Старичок крутит громадную, довоенного образца козью ножку. Неспешно раскуривает ее. И поясняет:
– А как же, милый. Так уж водится.
– Не вы придумали?
– Не я, – смеется старичок добродушно.
Ткачев интересуется:
– Верю, что так водится, но в чем смысл?
– Ну как же. Ты ведь в три комнаты хочешь, значит, вверх идешь. К пирогу. Так или не так?
– Ну допустим.
– А раз к пирогу идешь – тебя малость и постричь можно, хе-хе-хе…
И старичок (он и впрямь мил и добродушен) выпускает громадный клуб ржавого дыма, отчего старичка становится еле видно. А жена Ткачева подает ему чай с айвовым вареньем. Вкусный чай. Жене очень нравится, что старичок не сраженный горем, не несчастненький, а даже как бы веселый.
– Спасибо, милая.
– Ой, что вы!
– За чаек спасибо. Хороший чай. Как для родственника завариваешь.
Ткачев продолжает расспросы:
– Значит, если я правильно понял, ты хочешь, папаша, денег задаром. Тяжело жить?
– Деньги нужны.
– Зачем?
– И-и, милый.
В разговоре старичок поддерживает любую тему, кроме этой.
А днем позже приходит она – она в темном. Хотя скорее всего это темно-синий костюм Аэрофлота.

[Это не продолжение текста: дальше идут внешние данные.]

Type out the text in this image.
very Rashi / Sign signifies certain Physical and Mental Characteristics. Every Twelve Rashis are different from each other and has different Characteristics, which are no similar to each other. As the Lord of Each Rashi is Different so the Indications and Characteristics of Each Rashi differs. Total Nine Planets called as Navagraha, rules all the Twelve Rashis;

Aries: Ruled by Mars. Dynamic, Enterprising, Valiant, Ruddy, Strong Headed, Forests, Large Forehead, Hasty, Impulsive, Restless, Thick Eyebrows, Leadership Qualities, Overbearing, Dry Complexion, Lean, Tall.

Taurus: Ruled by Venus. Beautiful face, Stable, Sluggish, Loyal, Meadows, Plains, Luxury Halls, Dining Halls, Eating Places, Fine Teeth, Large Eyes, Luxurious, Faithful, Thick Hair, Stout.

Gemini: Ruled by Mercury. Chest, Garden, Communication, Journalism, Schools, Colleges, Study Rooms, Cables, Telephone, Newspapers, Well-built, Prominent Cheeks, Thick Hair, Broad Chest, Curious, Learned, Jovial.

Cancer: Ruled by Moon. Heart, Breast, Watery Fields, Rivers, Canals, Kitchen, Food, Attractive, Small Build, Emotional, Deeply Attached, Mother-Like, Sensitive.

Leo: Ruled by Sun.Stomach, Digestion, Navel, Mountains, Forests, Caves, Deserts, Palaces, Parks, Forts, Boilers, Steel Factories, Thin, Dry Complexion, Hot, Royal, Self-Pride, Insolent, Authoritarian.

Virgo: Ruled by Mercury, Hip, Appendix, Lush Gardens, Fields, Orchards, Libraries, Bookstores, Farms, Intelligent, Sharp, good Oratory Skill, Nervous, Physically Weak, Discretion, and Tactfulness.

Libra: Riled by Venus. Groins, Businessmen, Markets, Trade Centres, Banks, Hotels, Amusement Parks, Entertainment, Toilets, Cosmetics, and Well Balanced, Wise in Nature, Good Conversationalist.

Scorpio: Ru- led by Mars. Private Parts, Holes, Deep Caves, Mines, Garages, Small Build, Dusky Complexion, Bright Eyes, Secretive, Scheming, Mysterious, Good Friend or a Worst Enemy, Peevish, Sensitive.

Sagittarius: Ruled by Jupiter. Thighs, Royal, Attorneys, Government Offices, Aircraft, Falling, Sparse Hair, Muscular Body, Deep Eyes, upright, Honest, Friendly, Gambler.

Когда-то он был темно-синим, это точно, но сейчас он глядится как темный. Во-первых, потому, что тут уже хорошенько потрудилось время. И еще потому, что Ткачевы подспудно как-никак ожидали, что к ним придут и будут ходить по комнатам в темном, – вот и пришли.

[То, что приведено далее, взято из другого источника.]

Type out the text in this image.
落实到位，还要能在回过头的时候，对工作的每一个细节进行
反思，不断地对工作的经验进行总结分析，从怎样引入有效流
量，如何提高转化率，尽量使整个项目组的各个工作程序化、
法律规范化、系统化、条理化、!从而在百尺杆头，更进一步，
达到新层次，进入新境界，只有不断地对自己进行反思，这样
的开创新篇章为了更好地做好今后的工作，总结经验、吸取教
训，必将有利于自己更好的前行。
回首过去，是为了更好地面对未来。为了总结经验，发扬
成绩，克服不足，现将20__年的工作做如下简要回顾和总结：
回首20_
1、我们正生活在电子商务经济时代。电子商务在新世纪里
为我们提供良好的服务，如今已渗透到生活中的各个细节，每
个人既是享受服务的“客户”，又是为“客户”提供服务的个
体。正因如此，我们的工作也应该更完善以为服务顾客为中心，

На голове голубенькая пилотка с «орлом», и, когда она ее снимает (а она сняла ее сразу), оказывается, что пришла привлекательная блондинка в темном, чуть склонная к полноте. У Ткачева внутри что-то екает. Срабатывает. И он видит, что она поняла и отметила это. К тому же у нее оказывается имя, с которым так просто не исчезают с твоего горизонта, если ты мужчина и если горизонт твой сугубо научно-технический. А у Ткачева именно такой горизонт.
– Ангелина, – говорит она, протягивая руку.

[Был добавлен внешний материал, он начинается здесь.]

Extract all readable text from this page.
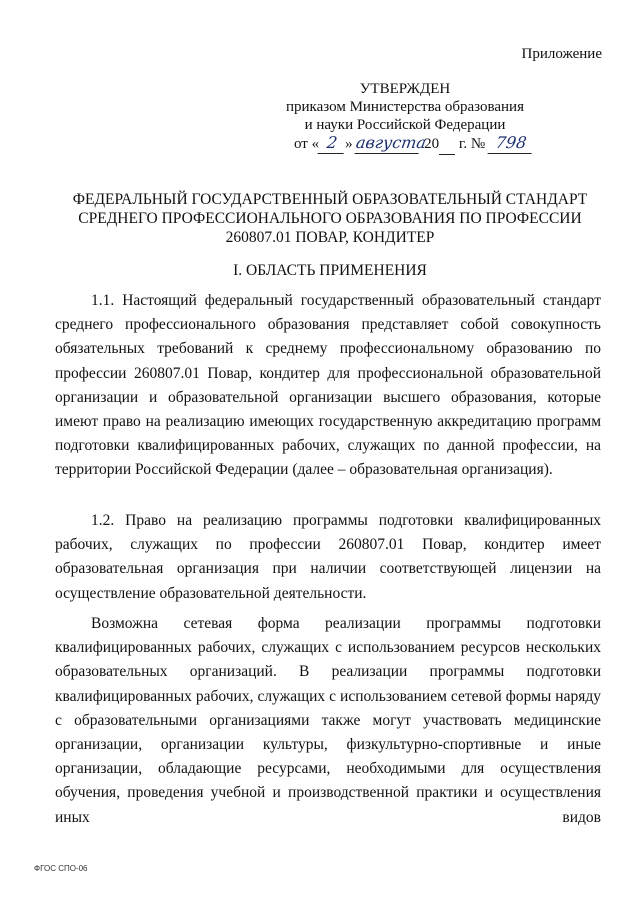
Приложение
УТВЕРЖДЕН
приказом Министерства образования
и науки Российской Федерации
от « 2 » августа 20 г. № 798
ФЕДЕРАЛЬНЫЙ ГОСУДАРСТВЕННЫЙ ОБРАЗОВАТЕЛЬНЫЙ СТАНДАРТ
СРЕДНЕГО ПРОФЕССИОНАЛЬНОГО ОБРАЗОВАНИЯ ПО ПРОФЕССИИ
260807.01 ПОВАР, КОНДИТЕР
I. ОБЛАСТЬ ПРИМЕНЕНИЯ

1.1. Настоящий федеральный государственный образовательный стандарт среднего профессионального образования представляет собой совокупность обязательных требований к среднему профессиональному образованию по профессии 260807.01 Повар, кондитер для профессиональной образовательной организации и образовательной организации высшего образования, которые имеют право на реализацию имеющих государственную аккредитацию программ подготовки квалифицированных рабочих, служащих по данной профессии, на территории Российской Федерации (далее – образовательная организация).

1.2. Право на реализацию программы подготовки квалифицированных рабочих, служащих по профессии 260807.01 Повар, кондитер имеет образовательная организация при наличии соответствующей лицензии на осуществление образовательной деятельности.

Возможна сетевая форма реализации программы подготовки квалифицированных рабочих, служащих с использованием ресурсов нескольких образовательных организаций. В реализации программы подготовки квалифицированных рабочих, служащих с использованием сетевой формы наряду с образовательными организациями также могут участвовать медицинские организации, организации культуры, физкультурно-спортивные и иные организации, обладающие ресурсами, необходимыми для осуществления обучения, проведения учебной и производственной практики и осуществления иных видов

ФГОС СПО-06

Это тоже фиксируется. Ее рука.
– Вы вчера нам звонили? – уточняет Ткачев.
– Да.
– В самом начале девятого?
– Да. Как раз в восемь.
– Стюардесса?
– Угадали, – и она улыбается.
А что ж тут было угадывать.
Но угадал, в сущности, не Ткачев. А его жена. Ткачев же слегка ошалел – он водит женщину из комнаты в комнату, и рот у него ни на секунду не закрывается:
– …Это коридор, а это наш балкон, чтобы вам дышать воздухом и чтобы вспоминать родной Ту-104, а это наша комната, а это стенка с отличной слышимостью – чтобы стучать соседям по вторым и семнадцатым числам, когда они выясняют отношения, а это… – и так далее.
Ткачев вдруг перехватывает взгляд жены. Взгляд расшифровывается: прекращай треп, присмотрись к женщине, как же тебе не стыдно…
Если тебя одернули, не нужно много ума и много времени, чтобы сообразить, почему стюардесса ходит с темной косынкой на шее. Нужно только закрыть фонтан. И Ткачев его закрывает. Молчит.
Потом тихо спрашивает. Перестроившись:
– Муж был летчиком?
– Да.
– Разбился.
– Год назад.
Ее глаза часто моргают, стараясь сдержать слезу, и сдерживают.
Жена Ткачева уходит в другую комнату и там отчужденно, громко и шумно (нервничает) начинает шить. Дык-дык-дык-дык – стучит и дергается швейная машинка. И это как бы звуковой фон. Ткачев и женщина сидят и молчат, а машинка там делает то, что и должна делать. Возникает застывшая минута. Из тех, что запоминаются.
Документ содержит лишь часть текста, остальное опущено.